[GRASS5] 5.0.2 trashes .grassrc5

Glynn Clements glynn.clements at virgin.net
Sun Mar 9 13:23:40 EST 2003


Markus Neteler wrote:

> > I don't understand exactly what was intended in the general case
> > (changing $1 to $ARGS), but it's clear that this specific case is
> > wrong: in the "awk" commands, "$1" is an awk variable, not a shell
> > variable, so it shouldn't have been changed.
> > 
> > I'll fix the specific awk problem myself.
> > 
> > Regarding the more general changes, I'd appreciate it if Markus could
> > provide some insight into the motivation behind changing $1 to $ARGS.
> 
> AFAIK this change should not affect 5.0.2 as it was done in HEAD only.
> 
> $ARGS is set in line 49. Probably I have chosen a reserved word?
> So far it worked for me/us on Linux.

AFAICT, awk interprets $ARGS as $(ARGS); as the variable ARGS is
undefined (in awk), this is equivalent to $(). It appears that your
version of awk treats that as equivalent to $0 (the entire line),
while Chris' version treats it as a syntax error.

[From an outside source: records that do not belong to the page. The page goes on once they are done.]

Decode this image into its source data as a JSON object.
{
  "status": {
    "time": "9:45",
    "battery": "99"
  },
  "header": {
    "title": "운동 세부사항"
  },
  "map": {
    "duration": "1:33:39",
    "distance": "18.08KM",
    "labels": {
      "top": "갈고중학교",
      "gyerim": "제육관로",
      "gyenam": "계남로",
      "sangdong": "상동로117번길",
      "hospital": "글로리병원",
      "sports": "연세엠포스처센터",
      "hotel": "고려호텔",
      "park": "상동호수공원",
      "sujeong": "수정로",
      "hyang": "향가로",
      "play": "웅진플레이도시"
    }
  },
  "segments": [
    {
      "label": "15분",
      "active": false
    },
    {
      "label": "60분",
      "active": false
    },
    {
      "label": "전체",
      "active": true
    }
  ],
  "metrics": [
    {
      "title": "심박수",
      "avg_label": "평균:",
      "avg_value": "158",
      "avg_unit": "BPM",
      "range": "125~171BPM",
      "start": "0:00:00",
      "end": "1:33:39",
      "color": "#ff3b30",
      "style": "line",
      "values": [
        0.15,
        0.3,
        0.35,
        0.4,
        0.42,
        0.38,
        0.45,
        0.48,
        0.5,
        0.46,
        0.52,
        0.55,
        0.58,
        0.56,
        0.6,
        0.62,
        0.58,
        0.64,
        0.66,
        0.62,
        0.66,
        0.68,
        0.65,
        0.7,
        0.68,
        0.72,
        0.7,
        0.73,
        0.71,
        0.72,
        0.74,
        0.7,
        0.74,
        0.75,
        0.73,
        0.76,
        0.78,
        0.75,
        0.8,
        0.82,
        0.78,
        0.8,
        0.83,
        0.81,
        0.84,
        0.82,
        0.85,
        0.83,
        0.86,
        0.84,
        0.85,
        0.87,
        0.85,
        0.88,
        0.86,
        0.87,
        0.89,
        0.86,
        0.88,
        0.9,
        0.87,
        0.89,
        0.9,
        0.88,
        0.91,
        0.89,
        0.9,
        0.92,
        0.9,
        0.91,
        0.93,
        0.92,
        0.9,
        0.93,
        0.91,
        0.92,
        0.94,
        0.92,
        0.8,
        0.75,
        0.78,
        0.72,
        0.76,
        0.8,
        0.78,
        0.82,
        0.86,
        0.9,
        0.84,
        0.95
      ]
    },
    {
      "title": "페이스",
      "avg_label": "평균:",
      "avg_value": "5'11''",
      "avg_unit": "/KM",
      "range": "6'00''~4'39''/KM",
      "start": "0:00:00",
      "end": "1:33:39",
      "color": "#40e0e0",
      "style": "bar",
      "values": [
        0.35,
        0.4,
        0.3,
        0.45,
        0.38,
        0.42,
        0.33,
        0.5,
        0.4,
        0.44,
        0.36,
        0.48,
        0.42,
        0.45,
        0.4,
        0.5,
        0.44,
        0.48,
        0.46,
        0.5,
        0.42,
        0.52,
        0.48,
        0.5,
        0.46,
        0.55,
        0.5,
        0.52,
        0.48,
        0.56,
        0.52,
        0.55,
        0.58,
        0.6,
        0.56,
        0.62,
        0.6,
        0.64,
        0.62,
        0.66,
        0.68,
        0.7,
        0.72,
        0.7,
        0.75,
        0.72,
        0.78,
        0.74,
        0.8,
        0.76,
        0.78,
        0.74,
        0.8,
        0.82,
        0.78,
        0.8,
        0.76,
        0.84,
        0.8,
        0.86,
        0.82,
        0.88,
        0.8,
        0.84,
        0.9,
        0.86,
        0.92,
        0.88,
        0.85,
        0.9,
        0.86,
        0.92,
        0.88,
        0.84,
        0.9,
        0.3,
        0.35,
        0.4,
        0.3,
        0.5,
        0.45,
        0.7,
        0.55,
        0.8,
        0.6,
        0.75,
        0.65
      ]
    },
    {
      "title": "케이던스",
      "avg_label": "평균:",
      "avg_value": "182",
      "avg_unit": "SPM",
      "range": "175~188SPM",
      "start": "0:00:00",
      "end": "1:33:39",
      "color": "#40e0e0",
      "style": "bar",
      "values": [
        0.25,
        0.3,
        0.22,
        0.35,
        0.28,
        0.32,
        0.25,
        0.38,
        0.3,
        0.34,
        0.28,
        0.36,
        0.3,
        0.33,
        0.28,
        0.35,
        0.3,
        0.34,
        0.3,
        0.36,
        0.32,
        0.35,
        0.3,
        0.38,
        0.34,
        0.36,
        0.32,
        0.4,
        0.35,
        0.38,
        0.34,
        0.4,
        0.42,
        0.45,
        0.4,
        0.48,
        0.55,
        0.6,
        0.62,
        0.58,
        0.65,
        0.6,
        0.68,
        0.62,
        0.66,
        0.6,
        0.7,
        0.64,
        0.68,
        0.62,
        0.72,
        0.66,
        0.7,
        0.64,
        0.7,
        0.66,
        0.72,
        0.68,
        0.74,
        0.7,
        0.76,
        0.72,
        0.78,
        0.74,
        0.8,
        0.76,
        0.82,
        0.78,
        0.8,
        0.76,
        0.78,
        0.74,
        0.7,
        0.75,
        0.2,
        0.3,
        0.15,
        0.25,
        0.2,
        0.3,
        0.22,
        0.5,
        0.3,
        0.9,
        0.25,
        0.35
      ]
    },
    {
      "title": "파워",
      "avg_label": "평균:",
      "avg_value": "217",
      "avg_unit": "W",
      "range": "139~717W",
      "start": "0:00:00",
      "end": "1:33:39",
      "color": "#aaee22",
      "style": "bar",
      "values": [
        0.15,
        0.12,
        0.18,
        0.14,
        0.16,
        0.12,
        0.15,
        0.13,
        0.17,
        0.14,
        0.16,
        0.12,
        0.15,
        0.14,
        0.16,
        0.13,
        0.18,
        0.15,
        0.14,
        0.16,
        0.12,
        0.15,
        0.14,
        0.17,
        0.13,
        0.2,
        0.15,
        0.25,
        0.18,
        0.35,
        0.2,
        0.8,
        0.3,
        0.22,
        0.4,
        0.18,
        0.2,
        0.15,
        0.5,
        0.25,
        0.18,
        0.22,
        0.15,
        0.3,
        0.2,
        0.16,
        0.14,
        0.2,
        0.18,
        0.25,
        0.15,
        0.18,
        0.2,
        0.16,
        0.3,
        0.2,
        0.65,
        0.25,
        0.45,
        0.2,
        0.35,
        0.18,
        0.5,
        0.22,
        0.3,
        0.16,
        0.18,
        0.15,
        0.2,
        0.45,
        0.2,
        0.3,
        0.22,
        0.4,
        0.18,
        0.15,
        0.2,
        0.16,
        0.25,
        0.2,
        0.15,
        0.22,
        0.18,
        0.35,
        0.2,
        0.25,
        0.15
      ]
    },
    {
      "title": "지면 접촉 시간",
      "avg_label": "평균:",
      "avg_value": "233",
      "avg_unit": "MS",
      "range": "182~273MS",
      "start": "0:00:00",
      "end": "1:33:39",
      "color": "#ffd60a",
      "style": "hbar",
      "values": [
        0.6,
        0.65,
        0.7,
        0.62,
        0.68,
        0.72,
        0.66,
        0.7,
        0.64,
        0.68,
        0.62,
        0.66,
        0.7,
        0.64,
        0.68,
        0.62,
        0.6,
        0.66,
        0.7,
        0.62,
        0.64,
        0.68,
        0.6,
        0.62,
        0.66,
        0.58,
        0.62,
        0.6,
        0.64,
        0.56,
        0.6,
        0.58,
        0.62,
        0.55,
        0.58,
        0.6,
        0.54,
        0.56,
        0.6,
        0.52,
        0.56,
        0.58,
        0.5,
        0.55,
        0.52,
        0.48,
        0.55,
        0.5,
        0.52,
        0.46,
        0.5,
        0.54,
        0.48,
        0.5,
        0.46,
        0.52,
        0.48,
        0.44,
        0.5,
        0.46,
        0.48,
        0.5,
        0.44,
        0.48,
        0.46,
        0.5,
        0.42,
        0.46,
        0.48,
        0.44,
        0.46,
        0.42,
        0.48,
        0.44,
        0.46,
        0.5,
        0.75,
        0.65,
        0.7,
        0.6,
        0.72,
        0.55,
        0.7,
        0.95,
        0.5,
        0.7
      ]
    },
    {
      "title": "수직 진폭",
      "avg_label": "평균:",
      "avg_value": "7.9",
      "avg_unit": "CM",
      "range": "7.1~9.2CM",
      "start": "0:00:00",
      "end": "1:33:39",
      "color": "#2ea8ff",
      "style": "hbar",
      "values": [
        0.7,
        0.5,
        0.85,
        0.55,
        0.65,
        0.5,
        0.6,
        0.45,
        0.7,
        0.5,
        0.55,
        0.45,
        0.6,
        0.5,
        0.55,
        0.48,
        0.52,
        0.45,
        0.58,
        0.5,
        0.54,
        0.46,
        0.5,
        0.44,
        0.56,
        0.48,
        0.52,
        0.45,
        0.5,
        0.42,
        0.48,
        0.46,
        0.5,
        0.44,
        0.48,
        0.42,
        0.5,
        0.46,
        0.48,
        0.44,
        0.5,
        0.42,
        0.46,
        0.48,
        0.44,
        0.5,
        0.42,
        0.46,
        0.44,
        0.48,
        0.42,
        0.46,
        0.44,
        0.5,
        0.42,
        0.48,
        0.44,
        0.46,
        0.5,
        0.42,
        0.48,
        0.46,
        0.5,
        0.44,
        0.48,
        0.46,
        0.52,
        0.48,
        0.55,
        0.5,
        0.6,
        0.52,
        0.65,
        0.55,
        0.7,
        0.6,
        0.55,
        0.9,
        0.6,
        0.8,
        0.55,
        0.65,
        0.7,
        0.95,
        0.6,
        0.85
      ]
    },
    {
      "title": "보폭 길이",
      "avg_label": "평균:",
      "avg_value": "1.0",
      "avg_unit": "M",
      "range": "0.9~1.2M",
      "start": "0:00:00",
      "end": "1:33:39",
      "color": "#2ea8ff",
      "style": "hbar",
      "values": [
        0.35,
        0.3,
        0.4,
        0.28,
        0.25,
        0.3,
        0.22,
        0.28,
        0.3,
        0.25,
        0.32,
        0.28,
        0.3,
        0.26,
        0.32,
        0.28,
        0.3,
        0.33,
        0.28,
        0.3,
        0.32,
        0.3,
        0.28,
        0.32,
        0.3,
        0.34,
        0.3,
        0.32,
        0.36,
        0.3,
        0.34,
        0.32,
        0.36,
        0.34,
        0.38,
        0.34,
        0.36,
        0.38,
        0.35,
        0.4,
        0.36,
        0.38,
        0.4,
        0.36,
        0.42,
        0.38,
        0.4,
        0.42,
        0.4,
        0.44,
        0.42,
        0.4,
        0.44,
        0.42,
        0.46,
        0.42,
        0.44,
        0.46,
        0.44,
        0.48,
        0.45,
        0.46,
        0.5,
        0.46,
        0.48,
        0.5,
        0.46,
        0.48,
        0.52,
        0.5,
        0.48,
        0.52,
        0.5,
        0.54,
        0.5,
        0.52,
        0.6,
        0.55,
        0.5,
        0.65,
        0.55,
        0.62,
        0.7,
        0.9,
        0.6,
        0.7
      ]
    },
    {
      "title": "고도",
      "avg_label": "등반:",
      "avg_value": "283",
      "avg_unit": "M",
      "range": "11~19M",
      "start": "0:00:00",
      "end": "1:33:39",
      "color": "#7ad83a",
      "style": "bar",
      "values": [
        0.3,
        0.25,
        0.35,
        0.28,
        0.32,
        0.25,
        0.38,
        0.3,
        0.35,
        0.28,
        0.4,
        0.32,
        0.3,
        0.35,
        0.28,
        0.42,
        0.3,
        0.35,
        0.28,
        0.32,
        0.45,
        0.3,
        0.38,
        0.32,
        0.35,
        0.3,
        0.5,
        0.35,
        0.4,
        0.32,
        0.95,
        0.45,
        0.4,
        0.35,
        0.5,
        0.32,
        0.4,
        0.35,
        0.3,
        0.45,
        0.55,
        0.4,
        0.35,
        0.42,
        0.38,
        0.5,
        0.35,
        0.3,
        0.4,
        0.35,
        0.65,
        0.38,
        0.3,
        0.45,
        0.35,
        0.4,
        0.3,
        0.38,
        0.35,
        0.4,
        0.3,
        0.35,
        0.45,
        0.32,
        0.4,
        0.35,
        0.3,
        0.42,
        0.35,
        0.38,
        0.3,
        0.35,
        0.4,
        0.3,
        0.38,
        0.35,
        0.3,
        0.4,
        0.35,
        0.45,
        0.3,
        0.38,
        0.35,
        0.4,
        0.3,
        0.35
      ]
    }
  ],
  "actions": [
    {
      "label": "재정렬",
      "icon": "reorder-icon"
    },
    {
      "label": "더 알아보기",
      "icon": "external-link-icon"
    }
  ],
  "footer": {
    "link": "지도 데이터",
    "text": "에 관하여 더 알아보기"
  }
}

The point is that the $1 in the literal string which is passed to awk
is an awk field reference, not a shell variable (whereas all of the
other occurrences of $1 in the script are shell variables), and
shouldn't have been changed.

> The underlying idea is white space support as the CVS comment states.
> In case of white space the calling script which starts GRASS is
> sending several parameters to Init.sh, that's why $ARGS is constructed
> in line 49.

I see what you are trying to do, but it's the wrong approach. The
grass5 script itself needs to be changed to preserve argument
boundaries, e.g.

	exec "$GISBASE/etc/Init.sh" "$GRASS_GUI" "$@"

Actually, the grass5 script should be reduced to just:

	#!/bin/sh
	GISBASE=...
	export GISBASE
	exec "$GISBASE/etc/Init.sh" "$@"

with everything else moved into Init.sh. That will work for every
possible combination of arguments, even those which include embedded
spaces, newlines, quotes etc.

The key point in the above is that the expression "$@" evaluates to
the list of command-line arguments, with argument boundaries
preserved. This is handled as a special-case; there is no way to
obtain the same effect with ordinary variables. This feature exists
precisely to solve this particular problem.

Aside: the Bourne shell's biggest drawback as a general-purpose
programming language is that there is no reliable way to implement
lists. All variables are strings; if you try to represent a list as a
string, with the elements separated by a separator character, it fails
if one of the elements actually contains the separator character.